Warrnambool family crack the code of giant puzzle

Complete: Ben Philpot, with sons Matthew, 9, and William, 7, and dad John in front of the 33,600-piece jigsaw puzzle. Picture: Rob Gunstone
Complete: Ben Philpot, with sons Matthew, 9, and William, 7, and dad John in front of the 33,600-piece jigsaw puzzle. Picture: Rob Gunstone

Solving one of the world’s biggest jigsaw puzzles was an 18-month labour of love for Warrnambool’s Ben Philpot.

After spending almost a year doing the “easy stuff” on the 33,600-piece puzzle, his dad John Philpot decided to help.

“It was extremely hard,” Ben said, admitting he gave up on it for a few months. The last puzzle Ben completed was 24,000 pieces and only took two months.

“Despair set in when we’d done all of the identifiable parts, there was lots of spaces where there was nothing going on. Siberia was the word,” John said.

The breakthrough came when John discovered the puzzle’s code – the same shapes are replicated 40 times throughout the jigsaw.

They then sorted thousands of pieces into piles of the same shapes and, using Lego, created a grid on the puzzle to work from.

While the puzzle comes in 10 different bags, Ben mixed them all up. “We did that on purpose, otherwise you are doing 10 3360-piece puzzles,” Ben said. But after 18 months of painstaking work, they couldn’t finish the puzzle because there were four pieces missing.

Piece by piece: Warrnambool's Ben Philpot and his father John have just finished a 33,600-piece jigsaw puzzle. Picture: Rob Gunstone

Piece by piece: Warrnambool's Ben Philpot and his father John have just finished a 33,600-piece jigsaw puzzle. Picture: Rob Gunstone

They had to order replacements for four missing pieces from Spain, as well as 15 other pieces that had been damaged. But that was not an easy task. The company needed to know which edition of the puzzle it was because the shape of the pieces varied, but the piece of paper that contained that information was also missing.

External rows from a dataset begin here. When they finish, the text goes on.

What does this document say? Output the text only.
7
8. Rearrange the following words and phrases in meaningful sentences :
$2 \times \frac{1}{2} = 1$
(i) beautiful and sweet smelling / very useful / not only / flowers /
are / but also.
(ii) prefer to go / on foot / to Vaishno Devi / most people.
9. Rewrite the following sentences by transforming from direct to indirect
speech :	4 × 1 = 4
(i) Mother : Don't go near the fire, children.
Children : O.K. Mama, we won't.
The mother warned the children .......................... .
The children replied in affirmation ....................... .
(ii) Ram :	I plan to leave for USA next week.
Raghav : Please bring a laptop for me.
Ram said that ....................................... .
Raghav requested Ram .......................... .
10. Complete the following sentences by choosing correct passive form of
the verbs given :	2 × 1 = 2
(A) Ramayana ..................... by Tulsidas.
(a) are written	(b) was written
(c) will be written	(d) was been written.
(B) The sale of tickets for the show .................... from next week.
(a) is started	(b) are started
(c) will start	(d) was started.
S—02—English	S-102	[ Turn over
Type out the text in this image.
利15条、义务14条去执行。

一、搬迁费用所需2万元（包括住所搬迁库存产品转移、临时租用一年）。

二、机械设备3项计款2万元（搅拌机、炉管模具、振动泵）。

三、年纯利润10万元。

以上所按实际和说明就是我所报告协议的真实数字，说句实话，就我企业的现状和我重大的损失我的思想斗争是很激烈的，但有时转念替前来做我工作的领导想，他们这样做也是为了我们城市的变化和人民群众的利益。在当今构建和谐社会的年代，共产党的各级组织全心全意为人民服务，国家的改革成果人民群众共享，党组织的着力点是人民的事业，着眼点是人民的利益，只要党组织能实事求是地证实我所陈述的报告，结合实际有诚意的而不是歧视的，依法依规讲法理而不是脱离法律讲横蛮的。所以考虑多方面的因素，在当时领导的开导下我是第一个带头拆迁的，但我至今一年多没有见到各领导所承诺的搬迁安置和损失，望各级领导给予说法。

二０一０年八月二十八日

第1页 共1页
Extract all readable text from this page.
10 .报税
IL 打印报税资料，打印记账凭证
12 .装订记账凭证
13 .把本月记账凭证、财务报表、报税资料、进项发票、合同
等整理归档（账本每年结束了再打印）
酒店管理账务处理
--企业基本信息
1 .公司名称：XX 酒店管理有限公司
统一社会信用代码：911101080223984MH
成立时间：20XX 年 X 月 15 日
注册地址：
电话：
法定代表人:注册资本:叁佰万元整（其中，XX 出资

They eventually found it and ordered the pieces but before they arrived, the four missing pieces turned up – hidden under one of the boards the puzzle sat on.

The puzzle cost $600 to buy and was then the biggest in the world. They will mount it on the wall in their home after recently completing some renovations to make room for it such as moving a power switch, the central heating return-air vent and an archway.

They will open their house at 11 Thackeray Drive on Saturday, July 29 between 10am and 3pm for people to view the puzzle. Entry is gold coin donation which will go to Relay for Life.